Di Bekasi, tindakan pemerintah daerah setempat yang
memaksa menutup bangunan gereja, bahkan dengan mendatangkan eksavator
untuk menghancurkan dinding yang telanjur didirikan, membuat jemaat
gereja Huria Kristen Batak Protestan (HKBP) Setu terpaksa menggelar
ibadah Jumat Agung di area terbuka.
Kamis (21/3) lalu, Satuan Polisi Pamong Praja (Satpol
PP) Kabupaten Bekasi merobohkan bangunan Gereja HKBP Setu yang terletak
di Desa Tamansari, Kecamatan Setu, Kabupaten Bekasi, yang masih dalam
tahap pembangunan.
Dua minggu sebelum bangunan dihancurkan dengan
eksavator, Pemkab Bekasi atas perintah Bupati Nenang Hasanah Yasin
menyegel bangunan yang masih berupa tembok batu bata tanpa plester dan
atap tersebut.
Alasannya, pihak gereja belum mengantongi Izin
Mendirikan Bangunan (IMB), padahal mereka telah mengurusnya sejak 2011.
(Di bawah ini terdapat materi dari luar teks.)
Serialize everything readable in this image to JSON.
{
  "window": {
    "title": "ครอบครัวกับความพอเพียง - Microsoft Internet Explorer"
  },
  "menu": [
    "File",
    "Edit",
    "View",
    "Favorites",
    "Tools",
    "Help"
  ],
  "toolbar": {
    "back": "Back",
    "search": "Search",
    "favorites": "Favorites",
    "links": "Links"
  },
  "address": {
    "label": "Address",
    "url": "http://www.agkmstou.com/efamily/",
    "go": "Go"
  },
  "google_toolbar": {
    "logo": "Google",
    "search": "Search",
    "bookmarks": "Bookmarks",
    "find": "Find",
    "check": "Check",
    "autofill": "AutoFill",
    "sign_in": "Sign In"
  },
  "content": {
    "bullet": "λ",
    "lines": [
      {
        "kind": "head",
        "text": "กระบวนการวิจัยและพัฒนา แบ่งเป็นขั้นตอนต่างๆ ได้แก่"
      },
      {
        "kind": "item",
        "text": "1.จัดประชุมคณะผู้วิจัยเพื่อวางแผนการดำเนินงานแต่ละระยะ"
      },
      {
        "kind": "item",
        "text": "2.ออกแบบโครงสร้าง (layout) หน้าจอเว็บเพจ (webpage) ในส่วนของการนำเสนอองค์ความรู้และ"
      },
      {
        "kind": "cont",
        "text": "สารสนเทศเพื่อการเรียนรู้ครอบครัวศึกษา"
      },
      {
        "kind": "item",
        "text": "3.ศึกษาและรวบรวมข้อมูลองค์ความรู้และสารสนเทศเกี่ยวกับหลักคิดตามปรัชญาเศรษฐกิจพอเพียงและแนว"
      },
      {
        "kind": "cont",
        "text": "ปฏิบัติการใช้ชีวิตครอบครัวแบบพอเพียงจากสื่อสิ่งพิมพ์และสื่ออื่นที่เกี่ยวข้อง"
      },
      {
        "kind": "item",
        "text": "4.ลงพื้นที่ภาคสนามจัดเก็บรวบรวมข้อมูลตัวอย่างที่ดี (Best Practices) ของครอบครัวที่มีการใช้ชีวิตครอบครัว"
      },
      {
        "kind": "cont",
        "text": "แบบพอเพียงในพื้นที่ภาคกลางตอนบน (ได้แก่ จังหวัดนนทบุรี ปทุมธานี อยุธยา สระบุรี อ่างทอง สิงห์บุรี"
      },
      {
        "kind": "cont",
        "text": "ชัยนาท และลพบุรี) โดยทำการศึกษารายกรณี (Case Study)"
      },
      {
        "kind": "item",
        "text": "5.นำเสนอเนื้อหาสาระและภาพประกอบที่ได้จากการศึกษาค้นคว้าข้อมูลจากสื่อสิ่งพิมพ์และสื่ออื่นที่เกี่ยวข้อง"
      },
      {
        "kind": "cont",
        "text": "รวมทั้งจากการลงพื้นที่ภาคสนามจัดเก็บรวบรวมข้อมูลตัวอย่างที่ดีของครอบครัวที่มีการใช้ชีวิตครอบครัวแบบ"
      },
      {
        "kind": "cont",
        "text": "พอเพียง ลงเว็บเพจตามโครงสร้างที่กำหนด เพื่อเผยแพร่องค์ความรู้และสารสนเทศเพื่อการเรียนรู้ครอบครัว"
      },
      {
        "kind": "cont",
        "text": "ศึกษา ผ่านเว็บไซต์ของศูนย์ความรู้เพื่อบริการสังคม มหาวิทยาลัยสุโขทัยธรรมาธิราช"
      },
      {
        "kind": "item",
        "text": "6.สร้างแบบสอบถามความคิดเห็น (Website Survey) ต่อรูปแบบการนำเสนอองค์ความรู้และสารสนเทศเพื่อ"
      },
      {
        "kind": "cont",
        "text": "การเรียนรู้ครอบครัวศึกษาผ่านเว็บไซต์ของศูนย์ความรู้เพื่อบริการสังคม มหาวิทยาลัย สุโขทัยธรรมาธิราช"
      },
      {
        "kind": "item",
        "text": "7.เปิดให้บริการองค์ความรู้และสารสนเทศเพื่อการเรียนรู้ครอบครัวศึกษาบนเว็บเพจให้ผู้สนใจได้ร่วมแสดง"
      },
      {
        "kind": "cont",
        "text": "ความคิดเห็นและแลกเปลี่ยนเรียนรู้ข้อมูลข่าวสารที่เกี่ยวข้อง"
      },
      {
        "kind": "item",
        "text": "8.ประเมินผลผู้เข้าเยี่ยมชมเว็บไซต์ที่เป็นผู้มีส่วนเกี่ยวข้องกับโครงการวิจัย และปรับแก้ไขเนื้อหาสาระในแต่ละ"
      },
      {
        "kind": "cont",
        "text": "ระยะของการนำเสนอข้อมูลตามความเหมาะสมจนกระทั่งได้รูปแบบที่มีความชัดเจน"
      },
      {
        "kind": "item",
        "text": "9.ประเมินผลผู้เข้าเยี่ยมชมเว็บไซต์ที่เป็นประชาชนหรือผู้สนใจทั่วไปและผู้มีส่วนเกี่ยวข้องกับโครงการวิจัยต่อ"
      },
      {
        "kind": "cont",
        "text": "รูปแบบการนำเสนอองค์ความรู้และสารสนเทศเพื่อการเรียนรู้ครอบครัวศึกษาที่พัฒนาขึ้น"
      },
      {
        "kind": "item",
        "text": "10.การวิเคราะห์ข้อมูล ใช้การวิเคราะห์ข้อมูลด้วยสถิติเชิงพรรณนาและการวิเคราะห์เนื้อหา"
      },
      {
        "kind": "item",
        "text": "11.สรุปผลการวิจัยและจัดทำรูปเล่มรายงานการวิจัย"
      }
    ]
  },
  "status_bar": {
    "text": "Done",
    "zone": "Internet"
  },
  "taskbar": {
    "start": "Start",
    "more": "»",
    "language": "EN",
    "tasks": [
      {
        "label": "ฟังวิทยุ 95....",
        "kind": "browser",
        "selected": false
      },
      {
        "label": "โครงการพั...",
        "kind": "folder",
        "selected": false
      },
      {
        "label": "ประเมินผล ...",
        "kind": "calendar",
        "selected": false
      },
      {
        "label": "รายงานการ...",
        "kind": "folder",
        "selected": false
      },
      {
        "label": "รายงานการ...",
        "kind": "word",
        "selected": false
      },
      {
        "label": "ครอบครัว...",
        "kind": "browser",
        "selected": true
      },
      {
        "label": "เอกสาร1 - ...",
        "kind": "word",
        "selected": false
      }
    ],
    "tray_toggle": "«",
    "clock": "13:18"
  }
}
Alhasil, perayaan Jumat Agung yang berlangsung kemarin terpaksa digelar
jemaat di ruang terbuka beratap langit, di lahan kosong dekat bangunan
gereja.
Jemaat Gereja HKBP Filadelpia di Desa Jejalen Jaya,
Kecamatan Tambun Utara, Bekasi juga terpaksa mencari alternatif tempat
ibadah setelah gereja mereka ditutup pemkab dengan alasan serupa.
“Untuk ibadah Jumat Agung, jemaat Filadelpia terpaksa
melakukan ibadah di gereja HKBP Durenjaya yang ada di Kota Bekasi.
Adapun perayaan Paskah, kami akan bergabung dengan jemaat dari HKBP Setu
Kabupaten Bekasi dan jemaat Gereja Yasmin Bogor yang akan beribadah di
depan Istana Negara Jakarta, Minggu (31/3) nanti,” ungkap pemimpin
gereja HKBP Filadelpia Pendeta Palti Panjaitan, kepada SH, Kamis (28/3).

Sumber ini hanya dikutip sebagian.